The Greatest Movie Ever Sold
Morgan Spurlock (Super Size Me) has this habit of making documentaries that come hidden in the Trojan horse of silly and then stab at your conscience. If you still have one. For The Greatest Movie Ever Sold, Spurlock whores himself out big-time. To skewer the plague of product placement, he hustles the brands themselves into financing his $1.5 million budget. That’s right, we watch Spurlock at pitch meetings getting rejected until Ban deodorant signs on and others follow, all willing to be part of the hip Spurlock brand that test marketing claims is both “mindful and playful.” No argument here.
Peter Travers reviews The Greatest Movie Ever Sold in his weekly video series, “At the Movies With Peter Travers”
Spurlock’s interviews with the likes of Noam Chomsky and Ralph Nader are telling.
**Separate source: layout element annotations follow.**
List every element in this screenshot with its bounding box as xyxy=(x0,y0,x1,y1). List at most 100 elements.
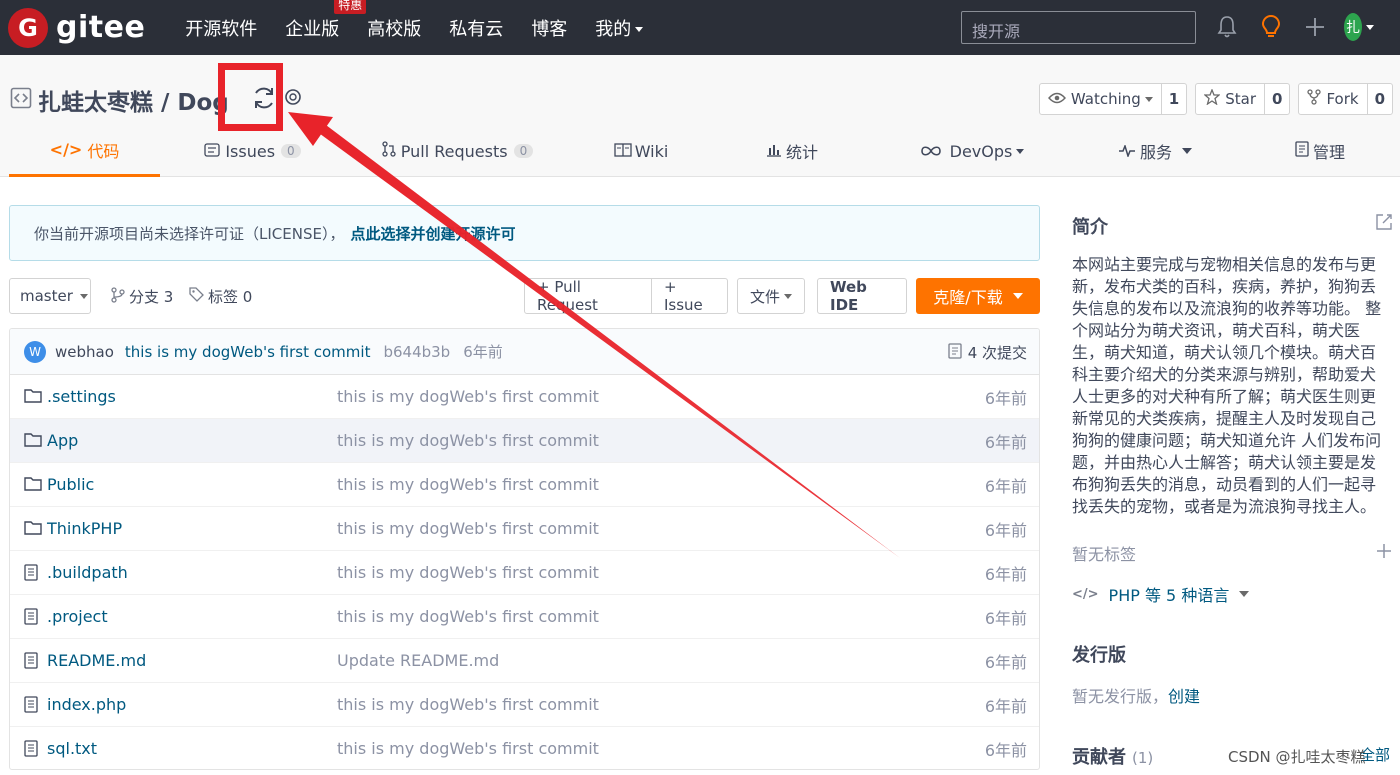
new-issue-button[interactable]: + Issue xyxy=(651,278,728,314)
branches-label: 分支 3 xyxy=(129,286,173,307)
file-row[interactable]: .settings this is my dogWeb's first commi… xyxy=(10,375,1039,419)
chevron-down-icon xyxy=(80,294,88,299)
file-row[interactable]: ThinkPHP this is my dogWeb's first commit… xyxy=(10,507,1039,551)
contributors-title: 贡献者 xyxy=(1072,743,1126,769)
edit-icon[interactable] xyxy=(1375,213,1393,235)
file-name-link[interactable]: README.md xyxy=(47,651,146,670)
web-ide-button[interactable]: Web IDE xyxy=(817,278,907,314)
languages-label: PHP 等 5 种语言 xyxy=(1109,582,1230,606)
nav-mine[interactable]: 我的 xyxy=(595,15,643,41)
file-commit-message[interactable]: this is my dogWeb's first commit xyxy=(337,431,599,450)
file-commit-time: 6年前 xyxy=(985,517,1027,541)
file-commit-message[interactable]: this is my dogWeb's first commit xyxy=(337,607,599,626)
clone-download-button[interactable]: 克隆/下载 xyxy=(916,278,1040,314)
watch-count[interactable]: 1 xyxy=(1162,84,1186,114)
chevron-down-icon xyxy=(1366,25,1374,30)
avatar[interactable]: W xyxy=(24,341,46,363)
nav-mine-label: 我的 xyxy=(595,19,631,40)
eye-icon xyxy=(1048,90,1066,108)
file-name-link[interactable]: sql.txt xyxy=(47,739,97,758)
folder-icon xyxy=(24,476,42,496)
commit-author[interactable]: webhao xyxy=(55,343,114,361)
no-release-label: 暂无发行版， xyxy=(1072,687,1168,706)
file-commit-message[interactable]: this is my dogWeb's first commit xyxy=(337,387,599,406)
file-menu-button[interactable]: 文件 xyxy=(737,278,805,314)
gitee-logo[interactable]: G gitee xyxy=(8,0,145,55)
plus-icon[interactable] xyxy=(1300,12,1330,42)
chevron-down-icon xyxy=(1016,149,1024,154)
file-row[interactable]: .buildpath this is my dogWeb's first comm… xyxy=(10,551,1039,595)
nav-education[interactable]: 高校版 xyxy=(367,15,421,41)
nav-blog[interactable]: 博客 xyxy=(531,15,567,41)
file-row[interactable]: sql.txtthis is my dogWeb's first commit6… xyxy=(10,727,1039,770)
repo-tabs: </>代码 Issues0 Pull Requests0 Wiki 统计 Dev… xyxy=(0,125,1400,177)
commit-count: 4 次提交 xyxy=(968,342,1027,363)
nav-private-cloud[interactable]: 私有云 xyxy=(449,15,503,41)
file-commit-message[interactable]: this is my dogWeb's first commit xyxy=(337,563,599,582)
fork-count[interactable]: 0 xyxy=(1368,84,1392,114)
commit-count-link[interactable]: 4 次提交 xyxy=(948,342,1027,363)
branch-select[interactable]: master xyxy=(9,278,91,314)
code-icon: </> xyxy=(50,140,83,159)
tag-icon xyxy=(189,287,204,306)
nav-enterprise[interactable]: 企业版特惠 xyxy=(285,15,339,41)
file-commit-message[interactable]: this is my dogWeb's first commit xyxy=(337,519,599,538)
tab-manage[interactable]: 管理 xyxy=(1285,125,1355,177)
file-name-link[interactable]: Public xyxy=(47,475,94,494)
file-name-link[interactable]: .project xyxy=(47,607,108,626)
chevron-down-icon xyxy=(1013,293,1023,299)
repo-name[interactable]: 扎蛙太枣糕 / Dog xyxy=(38,83,229,117)
top-navbar: G gitee 开源软件 企业版特惠 高校版 私有云 博客 我的 搜开源 扎 xyxy=(0,0,1400,55)
tab-pull-requests[interactable]: Pull Requests0 xyxy=(380,125,535,177)
repo-description: 本网站主要完成与宠物相关信息的发布与更新，发布犬类的百科，疾病，养护，狗狗丢失信… xyxy=(1072,254,1390,518)
tags-link[interactable]: 标签 0 xyxy=(189,286,252,307)
lightbulb-icon[interactable] xyxy=(1256,12,1286,42)
pull-request-icon xyxy=(382,141,396,161)
file-commit-message[interactable]: this is my dogWeb's first commit xyxy=(337,739,599,758)
tab-devops-label: DevOps xyxy=(950,142,1013,161)
file-commit-message[interactable]: Update README.md xyxy=(337,651,499,670)
commit-message[interactable]: this is my dogWeb's first commit xyxy=(125,343,371,361)
file-name-link[interactable]: index.php xyxy=(47,695,126,714)
file-row[interactable]: README.mdUpdate README.md6年前 xyxy=(10,639,1039,683)
document-icon xyxy=(1295,141,1309,161)
file-row[interactable]: Appthis is my dogWeb's first commit6年前 xyxy=(10,419,1039,463)
file-row[interactable]: index.php this is my dogWeb's first commi… xyxy=(10,683,1039,727)
search-input[interactable]: 搜开源 xyxy=(961,11,1196,44)
watch-button[interactable]: Watching 1 xyxy=(1039,83,1187,115)
bell-icon[interactable] xyxy=(1212,12,1242,42)
nav-enterprise-label: 企业版 xyxy=(285,19,339,40)
file-row[interactable]: Publicthis is my dogWeb's first commit6年… xyxy=(10,463,1039,507)
chevron-down-icon xyxy=(635,27,643,32)
watermark: CSDN @扎哇太枣糕 xyxy=(1228,746,1366,767)
license-text: 你当前开源项目尚未选择许可证（LICENSE）， xyxy=(34,223,344,244)
nav-open-source[interactable]: 开源软件 xyxy=(185,15,257,41)
tab-devops[interactable]: DevOps xyxy=(912,125,1032,177)
tab-services[interactable]: 服务 xyxy=(1110,125,1200,177)
badge-icon[interactable] xyxy=(283,88,303,112)
tab-code[interactable]: </>代码 xyxy=(9,125,160,177)
file-name-link[interactable]: App xyxy=(47,431,78,450)
license-link[interactable]: 点此选择并创建开源许可 xyxy=(350,223,515,244)
file-name-link[interactable]: .settings xyxy=(47,387,116,406)
tab-issues[interactable]: Issues0 xyxy=(195,125,310,177)
create-release-link[interactable]: 创建 xyxy=(1168,687,1200,706)
file-commit-message[interactable]: this is my dogWeb's first commit xyxy=(337,695,599,714)
folder-icon xyxy=(24,520,42,540)
star-button[interactable]: Star 0 xyxy=(1195,83,1290,115)
tab-stats[interactable]: 统计 xyxy=(756,125,828,177)
commit-hash[interactable]: b644b3b xyxy=(383,343,450,361)
file-name-link[interactable]: .buildpath xyxy=(47,563,128,582)
file-commit-message[interactable]: this is my dogWeb's first commit xyxy=(337,475,599,494)
file-name-link[interactable]: ThinkPHP xyxy=(47,519,122,538)
add-tag-icon[interactable] xyxy=(1376,543,1392,563)
fork-icon xyxy=(1307,89,1321,109)
new-pull-request-button[interactable]: + Pull Request xyxy=(524,278,652,314)
user-avatar[interactable]: 扎 xyxy=(1344,12,1374,42)
branches-link[interactable]: 分支 3 xyxy=(111,286,173,307)
file-row[interactable]: .project this is my dogWeb's first commit… xyxy=(10,595,1039,639)
star-count[interactable]: 0 xyxy=(1265,84,1289,114)
languages-link[interactable]: </>PHP 等 5 种语言 xyxy=(1072,582,1249,606)
tab-wiki[interactable]: Wiki xyxy=(605,125,677,177)
fork-button[interactable]: Fork 0 xyxy=(1298,83,1393,115)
Nader says there’s only one place you can go to avoid marketing: “to sleep.” Deeper questions don’t concern Rush Hour director Brett Ratner: “Artistic integrity? Whatever.” Are we going to hell in a branded handbasket? This movie provides food for thought, no doubt washed down with POM Wonderful juice, which paid a premium to have the title changed to POM Wonderful Presents: The Greatest Movie Ever Sold. Spurlock says he’s not selling out, he’s buying in. I’m buying into Spurlock. As ever, he makes you laugh till it hurts.